NumPy Nanmin: A Comprehensive Guide
When analyzing data, it is common to encounter missing values denoted by NaN (Not a Number) or infinity. This makes it impossible to perform operations like minimum or maximum values, arithmetic operations, or statistical analysis.
In such cases, NumPy nanmin comes to the rescue. NumPy nanmin is a function that computes the minimum value in an array, ignoring NaN values.
This article will cover the basics of NumPy nanmin, its syntax, returns, and examples to help you understand how it works.
What is NumPy Nanmin?
NumPy nanmin is a function that returns the minimum value of an array or a specific axis along which to operate, ignoring NaN values. The function is part of the numpy module, a Python package used for numerical computations.
Syntax of NumPy Nanmin
The syntax for numpy.nanmin() is as follows:
numpy.nanmin(arr, axis=None, out=None, keepdims=, **kwargs)
Parameter Description
arr
: This is the input array.axis
: This is an optional parameter that specifies the axis along which to operate.out
: This is an optional parameter that specifies the output array.keepdims
: This is an optional parameter that specifies whether to keep dimensions or not.
Returns of NumPy Nanmin
The function returns the minimum value of the array, ignoring NaN values.
Examples of NumPy Nanmin
NumPy Nanmin of a 1D array
Suppose you have a 1D array that contains NaN values. You can use numpy.nanmin() to find the minimum value of the array, ignoring NaN values.
import numpy as np
arr_1d = np.array([1, np.nan, 2, 3, np.nan, 4, 5])

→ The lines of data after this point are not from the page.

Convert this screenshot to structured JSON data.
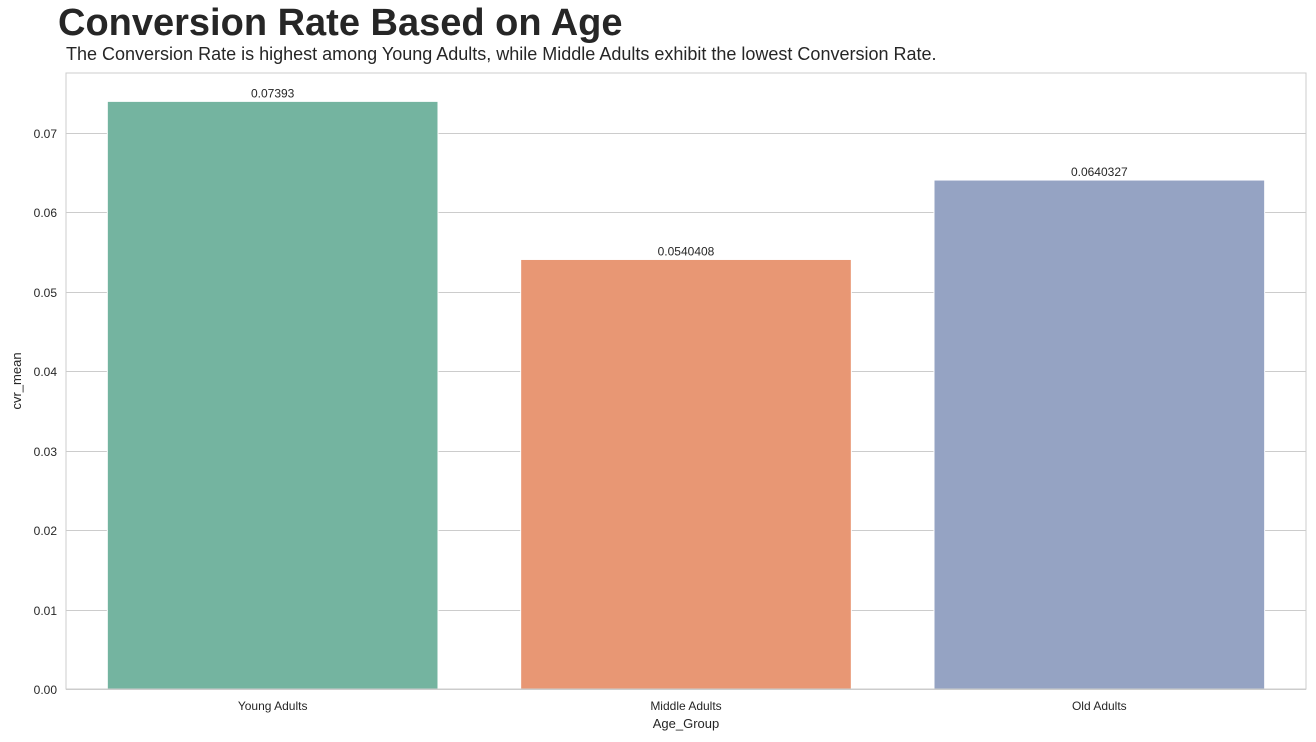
{
  "chart_data": {
    "type": "bar",
    "title": "Conversion Rate Based on Age",
    "subtitle": "The Conversion Rate is highest among Young Adults, while Middle Adults exhibit the lowest Conversion Rate.",
    "xlabel": "Age_Group",
    "ylabel": "cvr_mean",
    "categories": [
      "Young Adults",
      "Middle Adults",
      "Old Adults"
    ],
    "values": [
      0.07393,
      0.0540408,
      0.0640327
    ],
    "value_labels": [
      "0.07393",
      "0.0540408",
      "0.0640327"
    ],
    "colors": [
      "#74b4a0",
      "#e89774",
      "#95a3c3"
    ],
    "ylim": [
      0,
      0.0775
    ],
    "yticks": [
      0,
      0.01,
      0.02,
      0.03,
      0.04,
      0.05,
      0.06,
      0.07
    ],
    "ytick_labels": [
      "0.00",
      "0.01",
      "0.02",
      "0.03",
      "0.04",
      "0.05",
      "0.06",
      "0.07"
    ],
    "grid": "horizontal",
    "legend": "none"
  }
}
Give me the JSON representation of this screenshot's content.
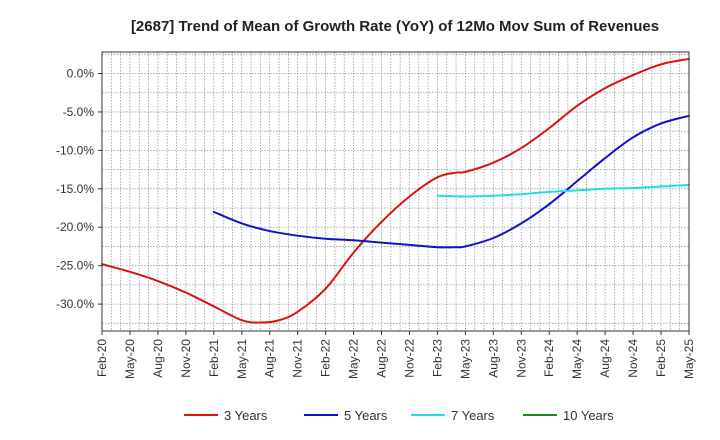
{
  "chart_data": {
    "type": "line",
    "title": "[2687]  Trend of Mean of Growth Rate (YoY) of 12Mo Mov Sum of Revenues",
    "xlabel": "",
    "ylabel": "",
    "x_ticks": [
      "Feb-20",
      "May-20",
      "Aug-20",
      "Nov-20",
      "Feb-21",
      "May-21",
      "Aug-21",
      "Nov-21",
      "Feb-22",
      "May-22",
      "Aug-22",
      "Nov-22",
      "Feb-23",
      "May-23",
      "Aug-23",
      "Nov-23",
      "Feb-24",
      "May-24",
      "Aug-24",
      "Nov-24",
      "Feb-25",
      "May-25"
    ],
    "y_ticks": [
      0.0,
      -5.0,
      -10.0,
      -15.0,
      -20.0,
      -25.0,
      -30.0
    ],
    "y_tick_labels": [
      "0.0%",
      "-5.0%",
      "-10.0%",
      "-15.0%",
      "-20.0%",
      "-25.0%",
      "-30.0%"
    ],
    "ylim": [
      -33.5,
      2.8
    ],
    "xlim": [
      0,
      63
    ],
    "x_unit": "months since Feb-20",
    "grid": true,
    "legend_position": "bottom",
    "series": [
      {
        "name": "3 Years",
        "color": "#dd1111",
        "points": [
          [
            0,
            -24.8
          ],
          [
            3,
            -25.8
          ],
          [
            6,
            -27.0
          ],
          [
            9,
            -28.5
          ],
          [
            12,
            -30.3
          ],
          [
            15,
            -32.1
          ],
          [
            17,
            -32.4
          ],
          [
            19,
            -32.1
          ],
          [
            21,
            -31.0
          ],
          [
            24,
            -28.0
          ],
          [
            27,
            -23.3
          ],
          [
            30,
            -19.3
          ],
          [
            33,
            -16.0
          ],
          [
            36,
            -13.5
          ],
          [
            38,
            -12.9
          ],
          [
            39,
            -12.8
          ],
          [
            42,
            -11.6
          ],
          [
            45,
            -9.7
          ],
          [
            48,
            -7.1
          ],
          [
            51,
            -4.2
          ],
          [
            54,
            -1.9
          ],
          [
            57,
            -0.2
          ],
          [
            60,
            1.2
          ],
          [
            63,
            1.9
          ]
        ]
      },
      {
        "name": "5 Years",
        "color": "#1111cc",
        "points": [
          [
            12,
            -18.0
          ],
          [
            15,
            -19.5
          ],
          [
            18,
            -20.5
          ],
          [
            21,
            -21.1
          ],
          [
            24,
            -21.5
          ],
          [
            27,
            -21.7
          ],
          [
            30,
            -22.0
          ],
          [
            33,
            -22.3
          ],
          [
            36,
            -22.6
          ],
          [
            38,
            -22.6
          ],
          [
            39,
            -22.5
          ],
          [
            42,
            -21.4
          ],
          [
            45,
            -19.5
          ],
          [
            48,
            -17.0
          ],
          [
            51,
            -14.0
          ],
          [
            54,
            -11.0
          ],
          [
            57,
            -8.3
          ],
          [
            60,
            -6.5
          ],
          [
            63,
            -5.5
          ]
        ]
      },
      {
        "name": "7 Years",
        "color": "#22dddd",
        "points": [
          [
            36,
            -15.9
          ],
          [
            39,
            -16.0
          ],
          [
            42,
            -15.9
          ],
          [
            45,
            -15.7
          ],
          [
            48,
            -15.4
          ],
          [
            51,
            -15.2
          ],
          [
            54,
            -15.0
          ],
          [
            57,
            -14.9
          ],
          [
            60,
            -14.7
          ],
          [
            63,
            -14.5
          ]
        ]
      },
      {
        "name": "10 Years",
        "color": "#228822",
        "points": []
      }
    ]
  }
}
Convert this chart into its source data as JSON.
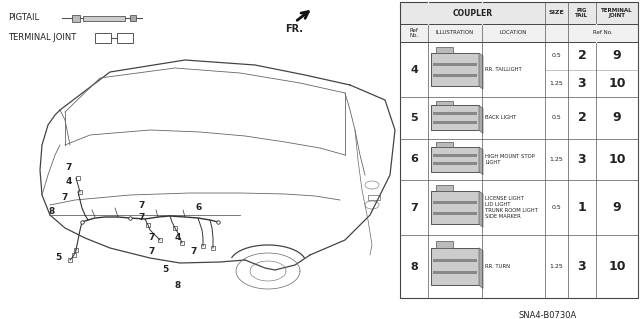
{
  "part_code": "SNA4-B0730A",
  "bg_color": "#ffffff",
  "text_color": "#222222",
  "table": {
    "rows": [
      {
        "ref": "4",
        "location": "RR. TAILLIGHT",
        "sub_rows": [
          {
            "size": "0.5",
            "pig_tail": "2",
            "terminal_joint": "9"
          },
          {
            "size": "1.25",
            "pig_tail": "3",
            "terminal_joint": "10"
          }
        ]
      },
      {
        "ref": "5",
        "location": "BACK LIGHT",
        "sub_rows": [
          {
            "size": "0.5",
            "pig_tail": "2",
            "terminal_joint": "9"
          }
        ]
      },
      {
        "ref": "6",
        "location": "HIGH MOUNT STOP\nLIGHT",
        "sub_rows": [
          {
            "size": "1.25",
            "pig_tail": "3",
            "terminal_joint": "10"
          }
        ]
      },
      {
        "ref": "7",
        "location": "LICENSE LIGHT\nLID LIGHT\nTRUNK ROOM LIGHT\nSIDE MARKER",
        "sub_rows": [
          {
            "size": "0.5",
            "pig_tail": "1",
            "terminal_joint": "9"
          }
        ]
      },
      {
        "ref": "8",
        "location": "RR. TURN",
        "sub_rows": [
          {
            "size": "1.25",
            "pig_tail": "3",
            "terminal_joint": "10"
          }
        ]
      }
    ]
  }
}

min_val = np.nanmin(arr_1d)
print("Minimum value of the array:", min_val)
Output:
Minimum value of the array: 1.0
NumPy Nanmin of a 2D array
Suppose you have a 2D array that contains NaN values. You can use np.nanmin() to find the minimum value of the array, ignoring NaN values.
arr_2d = np.array([[1, 2, 3],
[4, np.nan, 6],
[7, 8, np.nan]])
min_val = np.nanmin(arr_2d)
print("Minimum value of the array:", min_val)
Output:
Minimum value of the array: 1.0
NumPy Nanmin along an axis of the array
You can also use np.nanmin() with the axis parameter to find the minimum value along a specific axis.
Axis=0
When axis=0, np.nanmin() finds the minimum value for each column, ignoring NaN values.
arr_2d = np.array([[1, 2, 3],
[4, np.nan, 6],
[7, 8, np.nan]])
min_val = np.nanmin(arr_2d, axis=0)
print("Minimum value along axis=0:", min_val)
Output:
Minimum value along axis=0: [1. 2. 3.]
Axis=1
When axis=1, np.nanmin() finds the minimum value for each row, ignoring NaN values.
arr_2d = np.array([[1, 2, 3],
[4, np.nan, 6],
[7, 8, np.nan]])
min_val = np.nanmin(arr_2d, axis=1)
print("Minimum value along axis=1:", min_val)
Output:
Minimum value along axis=1: [1. 4. 7.]
NumPy Nanmin of an array containing infinity
Suppose you have an array that contains infinity. You can use np.nanmin() to find the minimum value of the array, ignoring infinity.
inf_arr = np.array([1, 2, np.inf, 3, np.nan, 4, 5])
min_val = np.nanmin(inf_arr)
print("Minimum value of the array:", min_val)
Output:
Minimum value of the array: 1.0
Conclusion
In conclusion, NumPy nanmin is a useful function that returns the minimum value in an array, ignoring NaN and infinite values. By calculating the minimum value for a given array, it provides valuable insights about the data.
With the examples explained above, it is now easier to compute the minimum value of an array in Python. NumPy nanmin is a powerful tool for data analysis that can help overcome the challenges of working with missing values such as NaN values or infinity.